El rodaje de cámara al hombro ofrece interesantes posibilidades para acrecentar el miedo y la tensión del espectador. Los focos de la cámara son usados en algunas piezas del film como única solución lumínica, indicándonos que, para mayor disfrute de la película, debemos verla en una habitación a oscuras. Por otro lado los cuadros no suelen ser completos, dejando a los personajes y muertos vivientes partidos, creando cercanía al espectador, que tiene la sensación de que se le echan encima. Aparte, el rodaje con cámara al hombro genera imperfecciones en el material rodado al no disponer de apoyos para evitar su vibración u ofreciendo el granulado caracterísitico en aquellos momentos donde la luz es deficiente. La película cuenta también con una escena nocturna donde el modo de visión de la cámara muestra detalles de un tiroteo que, una vez resuelto, es de lo más aterrador.
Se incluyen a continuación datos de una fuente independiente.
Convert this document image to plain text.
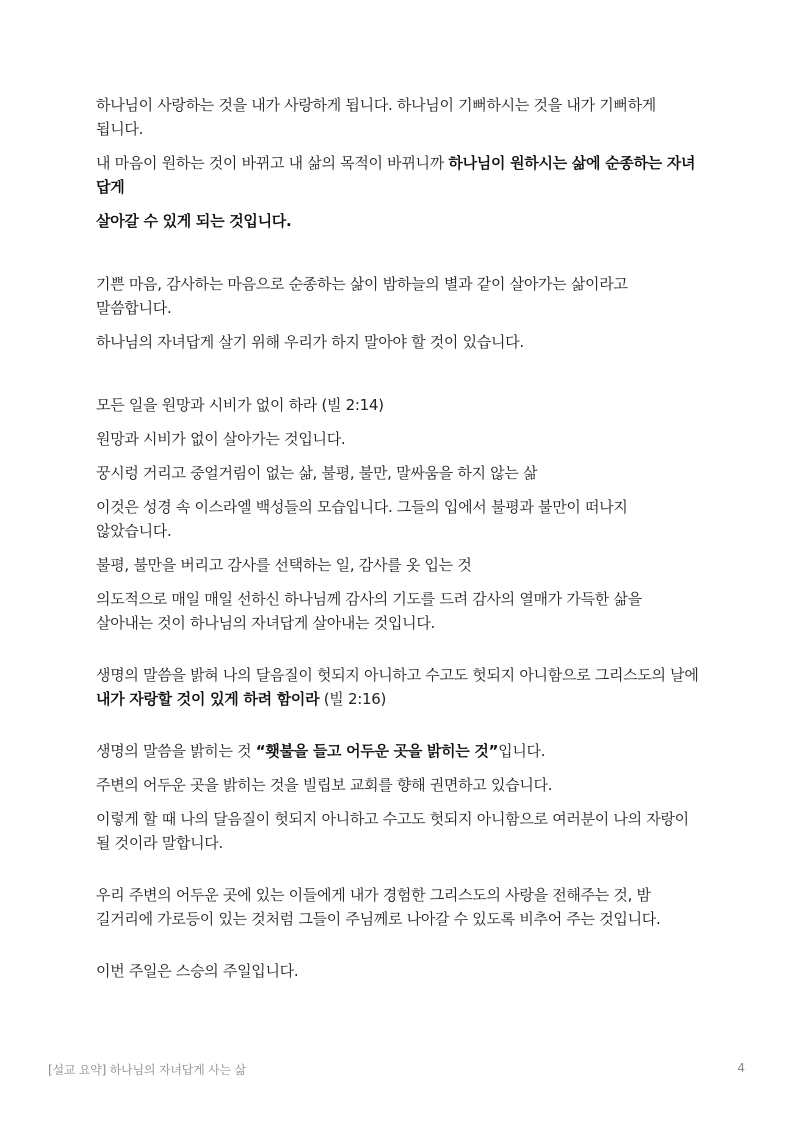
하나님이 사랑하는 것을 내가 사랑하게 됩니다. 하나님이 기뻐하시는 것을 내가 기뻐하게 됩니다.

내 마음이 원하는 것이 바뀌고 내 삶의 목적이 바뀌니까 하나님이 원하시는 삶에 순종하는 자녀 답게

살아갈 수 있게 되는 것입니다.

기쁜 마음, 감사하는 마음으로 순종하는 삶이 밤하늘의 별과 같이 살아가는 삶이라고 말씀합니다.

하나님의 자녀답게 살기 위해 우리가 하지 말아야 할 것이 있습니다.

모든 일을 원망과 시비가 없이 하라 (빌 2:14)

원망과 시비가 없이 살아가는 것입니다.

꿍시렁 거리고 중얼거림이 없는 삶, 불평, 불만, 말싸움을 하지 않는 삶

이것은 성경 속 이스라엘 백성들의 모습입니다. 그들의 입에서 불평과 불만이 떠나지 않았습니다.

불평, 불만을 버리고 감사를 선택하는 일, 감사를 옷 입는 것

의도적으로 매일 매일 선하신 하나님께 감사의 기도를 드려 감사의 열매가 가득한 삶을 살아내는 것이 하나님의 자녀답게 살아내는 것입니다.

생명의 말씀을 밝혀 나의 달음질이 헛되지 아니하고 수고도 헛되지 아니함으로 그리스도의 날에 내가 자랑할 것이 있게 하려 함이라 (빌 2:16)

생명의 말씀을 밝히는 것 “횃불을 들고 어두운 곳을 밝히는 것”입니다.

주변의 어두운 곳을 밝히는 것을 빌립보 교회를 향해 권면하고 있습니다.

이렇게 할 때 나의 달음질이 헛되지 아니하고 수고도 헛되지 아니함으로 여러분이 나의 자랑이 될 것이라 말합니다.

우리 주변의 어두운 곳에 있는 이들에게 내가 경험한 그리스도의 사랑을 전해주는 것, 밤 길거리에 가로등이 있는 것처럼 그들이 주님께로 나아갈 수 있도록 비추어 주는 것입니다.

이번 주일은 스승의 주일입니다.

[설교 요약] 하나님의 자녀답게 사는 삶	4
La música hipnótica de Stephen Hoper ambienta esta historia apocalíptica que tiene su comienzo en una zona rural, y donde los protagonistas viven desesperados ante la llegada de una muerte distinta, una muerte con mayúsculas que no distingue ninguna clase y condición; tal es el pavor que producen las historias de muertos vivientes. Muchos aficionados buscarán aquellos detalles de canibalismo y acción que les hagan pasar un buen rato pero, si queremos profundizar en las raíces del subgénero, el apocalípsis de los muertos vivientes representa el fin de nuestra era, una era tecnológica en la que creíamos que todo estaba bajo control gracias al elevado grado de sofisticación que habíamos alcanzado; y también representa la muerte espiritual de Occidente ya que el apocalípsis de los muertos que se levantan de sus tumbas, y se atreven a devorar a sus seres queridos, es el resultado del derrumbamiento del paradigma espiritual judeo-cristiano, incapaz, por su artificial génesis, de dar soluciones a cuestiones que se salen fuera de su ámbito dogmático. Seguramente la solución la tenemos en el propio libro del Apocalípsis -críptica revelación incluida en la Biblia a regañadientes para sacar réditos religiosos en la época del milenarismo medieval-: Cuando ya no haya sitio en el infierno, los muertos caminarán por la tierra.